Mass Spectrometric Analysis Methods for the Detection of PTMs
Mass spectrometers are powerful, analytical tools that have evolved rapidly over the past few decades to become the instrument of choice for protein and peptide characterization. Mass spectrometry is often used in parallel to other techniques such as western blot analysis or protein microarrays for detecting and quantifying PTMs. One of the main advantages of mass spectrometry is the ability to rapidly analyze many samples in a high-throughput manner. Mass spectrometric analyses can be divided into three main strategies: “bottom-up" “middle-down" and “top-down” proteomic approaches . Laboratories typically employ bottom-up proteomic methodologies to characterize PTMs. Proteins of interest are purified and proteolytically digested with an enzyme such as trypsin, with resultant peptides being separated by reversed-phase chromatography or another analytical method compatible with mass spectro- metric analysis. One of several fragmentation methods and ion detection methodologies can then be employed (see Sections 1.3.1-1.3.4 for description of the various types of bottom-up proteomic analyses). It is common to associate “data-dependent” MS/MS analysis with bottom-up approaches, where resulting peptide spectra are then pieced back together in silico to give an overview of the protein and its PTMs.

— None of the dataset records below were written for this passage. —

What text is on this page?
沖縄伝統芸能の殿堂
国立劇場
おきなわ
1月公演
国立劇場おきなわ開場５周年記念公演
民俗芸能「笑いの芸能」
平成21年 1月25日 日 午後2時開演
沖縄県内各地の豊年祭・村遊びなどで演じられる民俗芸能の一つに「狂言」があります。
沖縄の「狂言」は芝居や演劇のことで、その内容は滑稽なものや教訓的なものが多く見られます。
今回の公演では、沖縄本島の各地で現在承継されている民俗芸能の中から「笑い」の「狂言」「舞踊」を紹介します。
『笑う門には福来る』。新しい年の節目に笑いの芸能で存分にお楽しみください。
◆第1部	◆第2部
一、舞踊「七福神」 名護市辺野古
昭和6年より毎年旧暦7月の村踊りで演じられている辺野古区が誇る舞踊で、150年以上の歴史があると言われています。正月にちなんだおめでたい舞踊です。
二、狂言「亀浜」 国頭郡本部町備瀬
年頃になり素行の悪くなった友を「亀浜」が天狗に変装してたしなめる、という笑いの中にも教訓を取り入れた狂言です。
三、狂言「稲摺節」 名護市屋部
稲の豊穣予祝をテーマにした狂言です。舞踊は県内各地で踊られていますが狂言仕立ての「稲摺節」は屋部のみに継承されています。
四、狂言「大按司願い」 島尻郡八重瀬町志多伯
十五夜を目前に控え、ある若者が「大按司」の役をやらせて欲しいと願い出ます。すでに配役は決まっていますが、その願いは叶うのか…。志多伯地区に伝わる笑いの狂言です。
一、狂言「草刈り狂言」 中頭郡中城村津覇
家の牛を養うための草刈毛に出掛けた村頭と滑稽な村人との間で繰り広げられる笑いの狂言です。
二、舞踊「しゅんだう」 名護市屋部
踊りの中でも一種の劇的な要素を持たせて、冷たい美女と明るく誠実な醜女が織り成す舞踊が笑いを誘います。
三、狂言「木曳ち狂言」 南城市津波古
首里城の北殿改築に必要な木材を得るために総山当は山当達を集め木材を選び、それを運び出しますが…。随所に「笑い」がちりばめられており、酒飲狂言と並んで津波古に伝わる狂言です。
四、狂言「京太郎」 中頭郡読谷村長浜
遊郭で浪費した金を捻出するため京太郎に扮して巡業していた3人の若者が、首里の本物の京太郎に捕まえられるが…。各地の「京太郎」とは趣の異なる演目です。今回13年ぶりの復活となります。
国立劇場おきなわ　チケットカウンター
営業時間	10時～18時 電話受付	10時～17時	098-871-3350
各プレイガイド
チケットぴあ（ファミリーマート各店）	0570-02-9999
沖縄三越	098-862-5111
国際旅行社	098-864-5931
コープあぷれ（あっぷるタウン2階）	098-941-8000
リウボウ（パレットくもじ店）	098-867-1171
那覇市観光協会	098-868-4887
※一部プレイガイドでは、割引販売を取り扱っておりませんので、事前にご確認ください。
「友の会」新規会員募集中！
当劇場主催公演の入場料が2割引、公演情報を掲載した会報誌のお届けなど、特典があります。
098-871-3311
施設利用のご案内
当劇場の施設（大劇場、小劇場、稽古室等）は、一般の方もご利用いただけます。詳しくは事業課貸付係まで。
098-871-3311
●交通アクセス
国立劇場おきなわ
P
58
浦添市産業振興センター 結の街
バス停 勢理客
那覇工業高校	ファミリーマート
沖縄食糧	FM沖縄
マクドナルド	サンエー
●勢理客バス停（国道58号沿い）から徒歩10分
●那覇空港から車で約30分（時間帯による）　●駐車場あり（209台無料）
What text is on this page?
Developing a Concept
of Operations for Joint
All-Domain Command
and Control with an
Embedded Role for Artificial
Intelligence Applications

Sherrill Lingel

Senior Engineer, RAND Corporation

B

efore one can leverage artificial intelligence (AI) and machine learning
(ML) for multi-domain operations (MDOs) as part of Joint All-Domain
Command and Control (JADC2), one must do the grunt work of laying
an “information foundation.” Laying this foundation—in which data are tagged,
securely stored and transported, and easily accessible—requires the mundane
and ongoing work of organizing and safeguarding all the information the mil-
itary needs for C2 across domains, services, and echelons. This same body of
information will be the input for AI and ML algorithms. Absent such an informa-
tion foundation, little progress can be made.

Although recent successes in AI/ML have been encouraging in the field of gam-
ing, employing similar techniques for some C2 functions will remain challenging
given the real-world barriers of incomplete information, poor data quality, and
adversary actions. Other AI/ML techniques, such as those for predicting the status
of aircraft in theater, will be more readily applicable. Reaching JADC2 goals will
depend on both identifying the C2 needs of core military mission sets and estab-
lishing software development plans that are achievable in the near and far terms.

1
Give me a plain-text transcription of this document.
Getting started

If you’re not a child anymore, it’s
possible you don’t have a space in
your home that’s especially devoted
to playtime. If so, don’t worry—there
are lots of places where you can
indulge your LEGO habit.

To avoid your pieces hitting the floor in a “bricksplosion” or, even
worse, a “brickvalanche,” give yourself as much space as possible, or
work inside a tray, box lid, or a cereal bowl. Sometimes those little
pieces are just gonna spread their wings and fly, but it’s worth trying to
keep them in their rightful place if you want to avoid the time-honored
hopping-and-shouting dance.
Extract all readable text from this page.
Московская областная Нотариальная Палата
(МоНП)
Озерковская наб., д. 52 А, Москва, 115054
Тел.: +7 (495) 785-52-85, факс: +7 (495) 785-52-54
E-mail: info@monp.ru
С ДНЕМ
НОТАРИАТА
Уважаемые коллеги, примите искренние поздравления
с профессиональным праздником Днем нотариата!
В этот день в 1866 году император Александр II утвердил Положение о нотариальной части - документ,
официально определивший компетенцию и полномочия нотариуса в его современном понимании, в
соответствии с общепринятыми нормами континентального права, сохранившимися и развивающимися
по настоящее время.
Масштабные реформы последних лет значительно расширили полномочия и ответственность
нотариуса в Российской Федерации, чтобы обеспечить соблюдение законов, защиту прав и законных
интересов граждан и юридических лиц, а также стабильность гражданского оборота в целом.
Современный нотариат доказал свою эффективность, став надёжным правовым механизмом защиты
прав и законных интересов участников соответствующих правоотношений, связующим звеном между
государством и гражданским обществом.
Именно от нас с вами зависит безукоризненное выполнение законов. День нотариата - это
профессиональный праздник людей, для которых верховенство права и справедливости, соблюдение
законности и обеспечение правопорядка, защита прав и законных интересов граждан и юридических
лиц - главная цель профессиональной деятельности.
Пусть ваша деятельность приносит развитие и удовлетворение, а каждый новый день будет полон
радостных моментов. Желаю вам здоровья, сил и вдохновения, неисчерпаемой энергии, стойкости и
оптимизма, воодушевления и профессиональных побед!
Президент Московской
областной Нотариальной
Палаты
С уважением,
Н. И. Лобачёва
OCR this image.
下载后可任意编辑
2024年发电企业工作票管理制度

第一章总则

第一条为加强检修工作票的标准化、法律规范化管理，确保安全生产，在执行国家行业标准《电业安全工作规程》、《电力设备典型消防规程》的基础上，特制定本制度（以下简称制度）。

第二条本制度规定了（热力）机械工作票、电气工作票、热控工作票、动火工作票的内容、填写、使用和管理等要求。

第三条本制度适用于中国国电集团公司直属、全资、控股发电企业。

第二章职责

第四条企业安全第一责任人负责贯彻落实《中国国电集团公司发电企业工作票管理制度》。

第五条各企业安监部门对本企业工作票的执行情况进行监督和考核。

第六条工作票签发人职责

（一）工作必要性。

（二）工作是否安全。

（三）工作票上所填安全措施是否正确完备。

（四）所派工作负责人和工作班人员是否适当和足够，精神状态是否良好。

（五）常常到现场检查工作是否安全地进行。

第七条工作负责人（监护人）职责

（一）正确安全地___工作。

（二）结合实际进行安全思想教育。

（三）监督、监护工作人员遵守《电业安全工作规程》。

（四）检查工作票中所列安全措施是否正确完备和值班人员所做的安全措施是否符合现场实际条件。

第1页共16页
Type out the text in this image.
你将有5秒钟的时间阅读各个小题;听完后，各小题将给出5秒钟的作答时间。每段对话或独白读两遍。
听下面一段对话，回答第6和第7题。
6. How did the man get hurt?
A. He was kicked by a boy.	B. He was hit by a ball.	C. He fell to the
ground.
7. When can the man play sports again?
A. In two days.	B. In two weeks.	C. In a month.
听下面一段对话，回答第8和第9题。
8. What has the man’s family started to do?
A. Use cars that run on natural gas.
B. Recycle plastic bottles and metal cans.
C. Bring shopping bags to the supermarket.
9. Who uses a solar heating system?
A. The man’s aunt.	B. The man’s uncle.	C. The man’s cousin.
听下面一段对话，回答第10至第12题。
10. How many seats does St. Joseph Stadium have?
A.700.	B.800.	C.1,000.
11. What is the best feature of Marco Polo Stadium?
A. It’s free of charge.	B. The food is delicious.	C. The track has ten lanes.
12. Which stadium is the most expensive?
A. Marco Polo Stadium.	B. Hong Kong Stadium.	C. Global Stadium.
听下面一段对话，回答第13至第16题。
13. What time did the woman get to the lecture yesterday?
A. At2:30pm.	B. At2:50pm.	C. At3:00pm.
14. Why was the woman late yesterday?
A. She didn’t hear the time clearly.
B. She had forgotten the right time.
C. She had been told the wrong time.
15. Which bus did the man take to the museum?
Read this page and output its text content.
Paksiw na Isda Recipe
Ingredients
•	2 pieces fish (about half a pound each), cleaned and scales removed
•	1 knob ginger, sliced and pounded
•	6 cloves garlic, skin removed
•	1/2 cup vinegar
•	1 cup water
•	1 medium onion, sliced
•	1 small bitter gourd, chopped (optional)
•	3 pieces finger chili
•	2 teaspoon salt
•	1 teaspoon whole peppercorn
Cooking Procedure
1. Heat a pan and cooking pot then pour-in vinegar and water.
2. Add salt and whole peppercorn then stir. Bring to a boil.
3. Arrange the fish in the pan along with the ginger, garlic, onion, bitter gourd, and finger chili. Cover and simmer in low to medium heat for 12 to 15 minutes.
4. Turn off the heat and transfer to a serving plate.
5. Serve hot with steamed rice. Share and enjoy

In top-down proteomics, intact protein ions or large protein fragments are subjected to gas-phase fragmentation for MS analysis. Here, a variety of fragmentation mechanisms can be employed to induce dissociation and mass spectrometric analysis of the protein including collision-induced dissociation (CID), electron transfer dissociation (ETD), and electron capture dissociation (ECD) [24-26]. High-resolution mass detectors such as the quadrupole-time of flight (Q-TOF), Fourier transform ion cyclotron resonance (FT-ICR), or orbitrap mass spectrometers are typically employed as the spectra generated from top-down fragmentation tend to be highly charged and therefore difficult to resolve without high-resolution power. Top-down proteomics to date has been a less popular tool for characterizing PTMs than bottom-up analysis. However, it is an invaluable tool in cases where a bottom-up approach would lose contextual information about combinatorial PTM distribution (e.g., in the case of histone PTM analysis ). The middle-down approach has more commonly been employed as a strategy whereby a proteolytic enzyme can be used to generate longer polypeptides from a protein of interest and has shown utility in analyzing complex PTMs such as the histone code [28, 29]. Compared to middle-down and top-down methods, the bottom-up approach often offers better front-end separation of peptides, typically equating to higher sensitivity and selectivity. There are however some limitations to the bottom-up approach including the risk of low sequence coverage, particularly when employing a single proteolytic enzyme such as trypsin where cleavage may result in peptides yielding chemophysical properties with poor analytical attributes, such as size or substandard hydrophobicity.